The car the characters call “The Last Mohican” is fictional. But there was a last Offenhauser to attempt Indy. It was in 1983 rather than 1984; I moved the story ahead a year to avoid confusion. The last Offenhauser to attempt to qualify at Indianapolis was owned and built by legendary car owner and builder Rolla Volstadt; it was orange and white, and was numbered 17. Driven by Mark Alderson, it was running more than fast enough in practice to have made the field, but a rain-shortened qualifying session meant that it didn’t get the chance to qualify.

I don’t know if the car still exists today. It was a landmark car in a way and deserves recognition, so I hope it’s sitting quietly in some museum or collection somewhere.

Offenhauser engines have been a memory at Indianapolis for over a quarter century as this is written, and for a number of reasons we may be poorer for it.

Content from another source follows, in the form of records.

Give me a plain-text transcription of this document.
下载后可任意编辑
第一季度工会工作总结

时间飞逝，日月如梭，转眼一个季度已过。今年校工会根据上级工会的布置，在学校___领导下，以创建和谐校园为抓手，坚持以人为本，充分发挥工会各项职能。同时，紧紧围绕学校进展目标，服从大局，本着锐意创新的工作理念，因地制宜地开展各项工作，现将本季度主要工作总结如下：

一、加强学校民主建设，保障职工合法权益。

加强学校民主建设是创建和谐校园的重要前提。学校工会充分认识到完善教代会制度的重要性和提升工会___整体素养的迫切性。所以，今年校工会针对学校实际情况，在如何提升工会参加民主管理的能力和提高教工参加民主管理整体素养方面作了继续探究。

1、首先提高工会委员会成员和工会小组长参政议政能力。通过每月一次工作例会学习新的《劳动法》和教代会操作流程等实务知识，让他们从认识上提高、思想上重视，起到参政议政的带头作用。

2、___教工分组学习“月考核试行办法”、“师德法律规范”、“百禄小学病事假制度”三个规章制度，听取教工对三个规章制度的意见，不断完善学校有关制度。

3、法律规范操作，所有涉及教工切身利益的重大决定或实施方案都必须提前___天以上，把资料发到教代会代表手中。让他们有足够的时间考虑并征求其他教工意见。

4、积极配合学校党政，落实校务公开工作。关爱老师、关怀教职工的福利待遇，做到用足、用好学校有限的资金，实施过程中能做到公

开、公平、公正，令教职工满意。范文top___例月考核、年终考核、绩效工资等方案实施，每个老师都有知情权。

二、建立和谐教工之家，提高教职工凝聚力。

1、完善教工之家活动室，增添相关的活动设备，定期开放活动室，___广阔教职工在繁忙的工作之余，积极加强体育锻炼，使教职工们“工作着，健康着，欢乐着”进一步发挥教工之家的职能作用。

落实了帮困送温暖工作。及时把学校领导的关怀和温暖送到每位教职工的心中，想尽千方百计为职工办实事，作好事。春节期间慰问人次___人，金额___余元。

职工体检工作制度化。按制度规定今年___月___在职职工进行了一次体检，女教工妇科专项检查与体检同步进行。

At least as a fiction writer, I get to allow the Offy to go out with the roar it deserved, rather than the whimper it got.

If I may be allowed an editorial comment: The Indianapolis 500 today is in my mind no longer the premiere auto sporting event in the country, as it still was in 1984. It plays a distinct second fiddle to NASCAR. The reasons for this are many, but many of the forces that drove the Offy down also served to drive the race down. Big money has been allowed to overrule skill and ingenuity, so those days when the latter counted for as much as they once did have passed, and have left us poorer for their passing.